Lastly, we think about how properly CPT with OpenWebMath scales to fashions at bigger FLOP scales. We repeat the training price and length sweep with OpenWebMath carried out for Llama-2-7B above, however now with Llama-2-13B and Llama-2-70B. As proven in Determine 4, we proceed to see enhancements on the 10^24 FLOP scale, and the scaling curve signifies that we may doubtlessly see positive factors at even larger FLOPS. Every marker for the CPT runs represents the perfect MMLU efficiency following the training price and length sweep.
Conclusion
On this weblog put up, we explored the method of Continued Pre-Coaching (CPT) to reinforce a small LLM’s normal information efficiency to that of a bigger mannequin. We demonstrated the right way to successfully sweep hyperparameters, determine useful datasets, and blend datasets for improved efficiency. Moreover, we mentioned methods to mitigate forgetting via mannequin souping. By following these pointers, you possibly can leverage CPT to rapidly measure if completely different datasets are efficient at instructing fashions new data in addition to customise and improve your LLMs effectively, reaching outstanding efficiency enhancements.
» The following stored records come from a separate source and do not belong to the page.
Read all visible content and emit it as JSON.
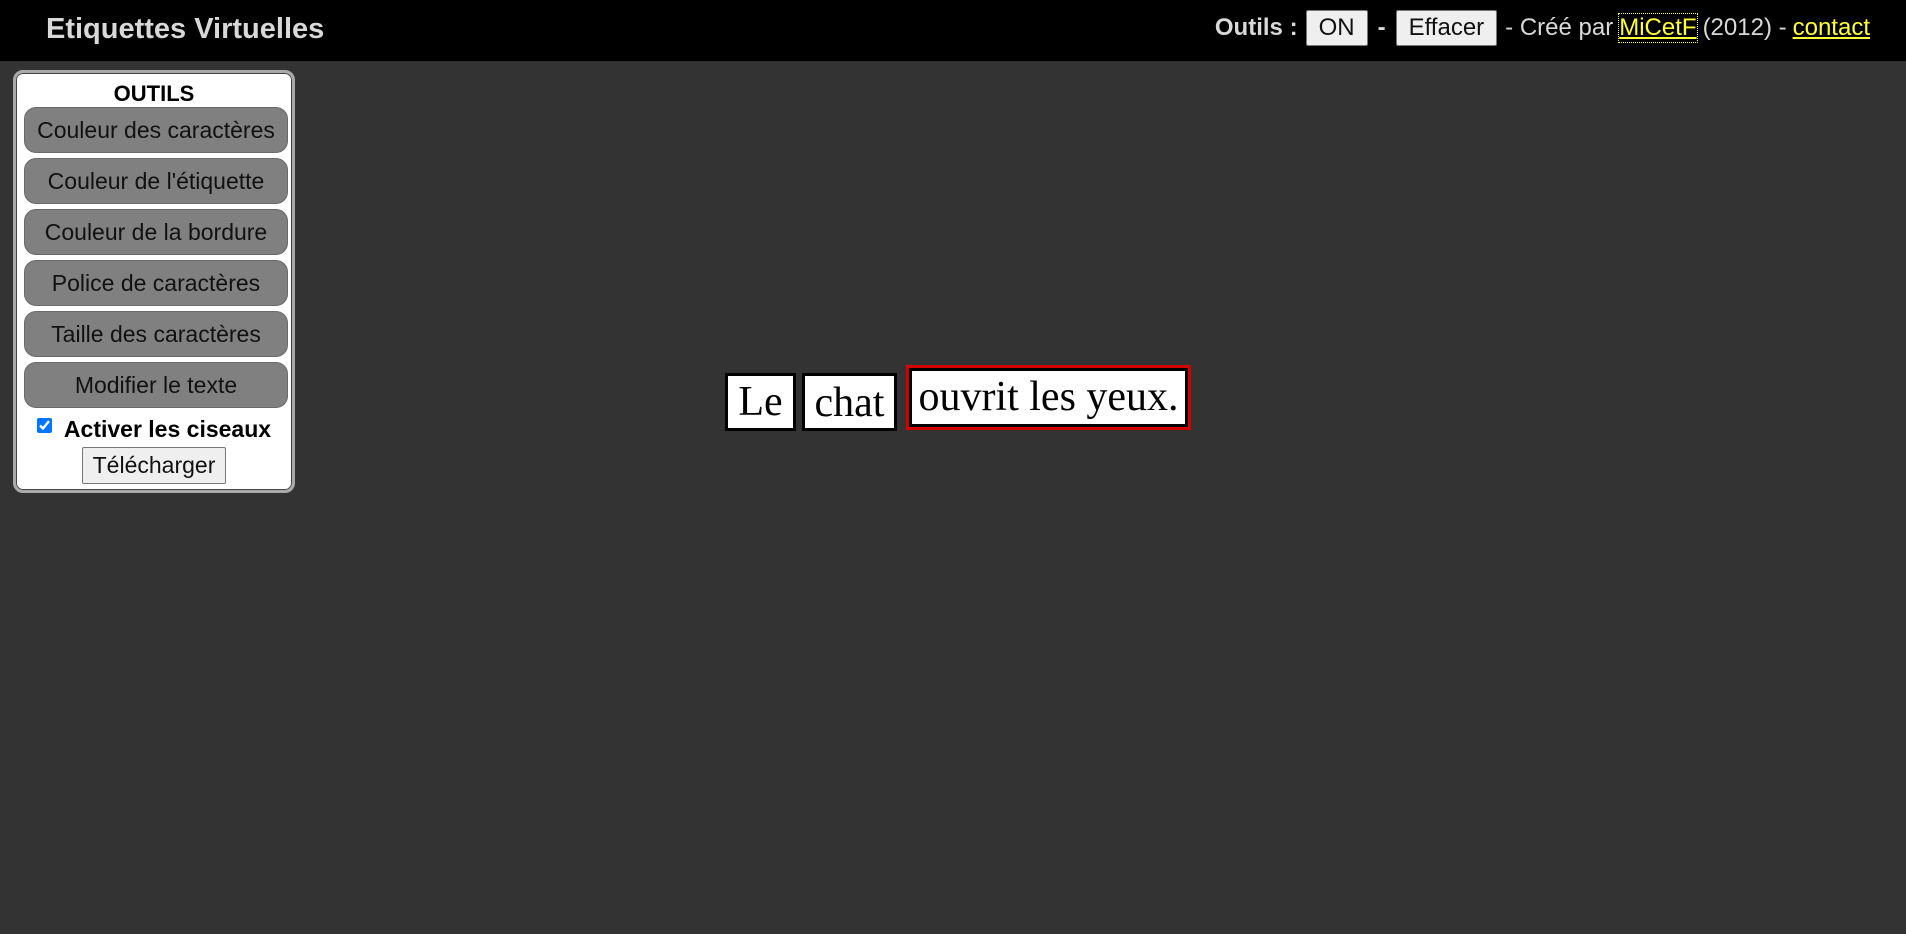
{
  "header": {
    "title": "Etiquettes Virtuelles",
    "tools_label": "Outils :",
    "toggle_label": "ON",
    "dash1": "-",
    "clear_label": "Effacer",
    "credit_prefix": "- Créé par",
    "author_link": "MiCetF",
    "year_text": "(2012) -",
    "contact_link": "contact"
  },
  "tools": {
    "title": "OUTILS",
    "buttons": [
      "Couleur des caractères",
      "Couleur de l'étiquette",
      "Couleur de la bordure",
      "Police de caractères",
      "Taille des caractères",
      "Modifier le texte"
    ],
    "scissors_label": "Activer les ciseaux",
    "scissors_checked": true,
    "download_label": "Télécharger"
  },
  "canvas": {
    "tags": [
      {
        "text": "Le",
        "selected": false
      },
      {
        "text": "chat",
        "selected": false
      },
      {
        "text": "ouvrit les yeux.",
        "selected": true
      }
    ],
    "selection_color": "#d40000"
  }
}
An vital consideration is the success of CPT is prone to be depending on the unique pre-training information combine. For instance, as a result of OpenWebMath was launched after the Llama-2 household, our continued pre-training launched the mannequin to a novel mixture of high-quality mathematical information, and the outcomes may doubtlessly be altered if OpenWebMath was included within the pre-training corpus. Regardless, the outcomes reveal the power of CPT to adapt a mannequin to novel information in a FLOP environment friendly method.
[1] On this weblog, reported scores are Gauntlet v0.2 core common. In a current weblog put up Calibrating the Mosaic Analysis Gauntlet, we mentioned our strategy of constructing the Gauntlet v0.3 core common during which we eliminated a number of evals based mostly on poor scaling with coaching FLOPS. The v0.2 and v0.3 scores will probably be related however shouldn’t be immediately in contrast.